SDLP MLA John Dallat said it “underlines how much still needs to be done before people with physical disability can be sure they have equality” and he would be calling on Translink to review their policy”. He described the incident as “shameful”.
“This is not acceptable practice by a state-funded organisation that should be pioneering equality in public transport. Passengers with disability are not ‘add-ons’, but an important sector of the travelling public that rely heavily on buses to get them to their destinations. I will certainly be asking Translink to review this policy,” said Mr Dallat.
Orla McCann from Disability Action said while they recognise “in the current economic climate, Translink need to maximise passenger numbers and income from ticketing it should not be at the expense of accessibility to disabled passengers”.
“Translink requires that wheelchair users provide 24 hours notice of their intention to travel, this is so that they can remove seating from the designated wheelchair space – why are the seats there in the first place? Why should it be the case that a wheelchair user is not allowed to be spontaneous and say ‘it’s a nice day lets go somewhere?,” said Ms McCann.

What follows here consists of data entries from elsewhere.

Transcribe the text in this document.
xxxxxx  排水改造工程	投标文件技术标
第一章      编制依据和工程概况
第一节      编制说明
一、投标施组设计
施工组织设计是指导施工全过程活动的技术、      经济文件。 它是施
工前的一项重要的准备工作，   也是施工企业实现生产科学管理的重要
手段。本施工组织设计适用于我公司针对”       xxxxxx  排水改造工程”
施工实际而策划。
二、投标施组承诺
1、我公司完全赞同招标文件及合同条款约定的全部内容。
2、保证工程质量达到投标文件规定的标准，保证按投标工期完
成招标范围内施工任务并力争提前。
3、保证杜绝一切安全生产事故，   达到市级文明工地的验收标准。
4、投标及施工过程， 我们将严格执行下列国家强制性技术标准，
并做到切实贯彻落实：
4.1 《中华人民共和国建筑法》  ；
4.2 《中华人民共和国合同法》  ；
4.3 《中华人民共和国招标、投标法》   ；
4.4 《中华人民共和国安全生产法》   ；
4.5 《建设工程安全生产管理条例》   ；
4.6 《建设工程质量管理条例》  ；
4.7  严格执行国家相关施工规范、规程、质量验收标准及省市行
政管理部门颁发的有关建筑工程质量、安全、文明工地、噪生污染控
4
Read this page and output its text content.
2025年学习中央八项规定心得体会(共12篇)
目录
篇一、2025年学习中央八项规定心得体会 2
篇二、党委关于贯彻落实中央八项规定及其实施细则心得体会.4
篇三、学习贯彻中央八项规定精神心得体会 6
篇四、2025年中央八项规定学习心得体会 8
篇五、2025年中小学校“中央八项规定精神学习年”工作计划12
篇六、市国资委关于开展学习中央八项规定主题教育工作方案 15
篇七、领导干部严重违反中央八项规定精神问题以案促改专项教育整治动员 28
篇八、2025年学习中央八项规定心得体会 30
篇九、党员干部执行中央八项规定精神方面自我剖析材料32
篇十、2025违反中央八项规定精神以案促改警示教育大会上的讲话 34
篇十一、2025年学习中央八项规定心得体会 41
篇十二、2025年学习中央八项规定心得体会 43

“The Department for Regional Development is currently consulting on the Accessible Transport Strategy, which will decide the future of accessible transport services for disabled people across Northern Ireland to 2025, and Disability Action are concerned about the extent to which the Strategy focuses on solely public transport solutions. This is an example of where public transport services are not accessible to disabled people, especially those who live outside Belfast.”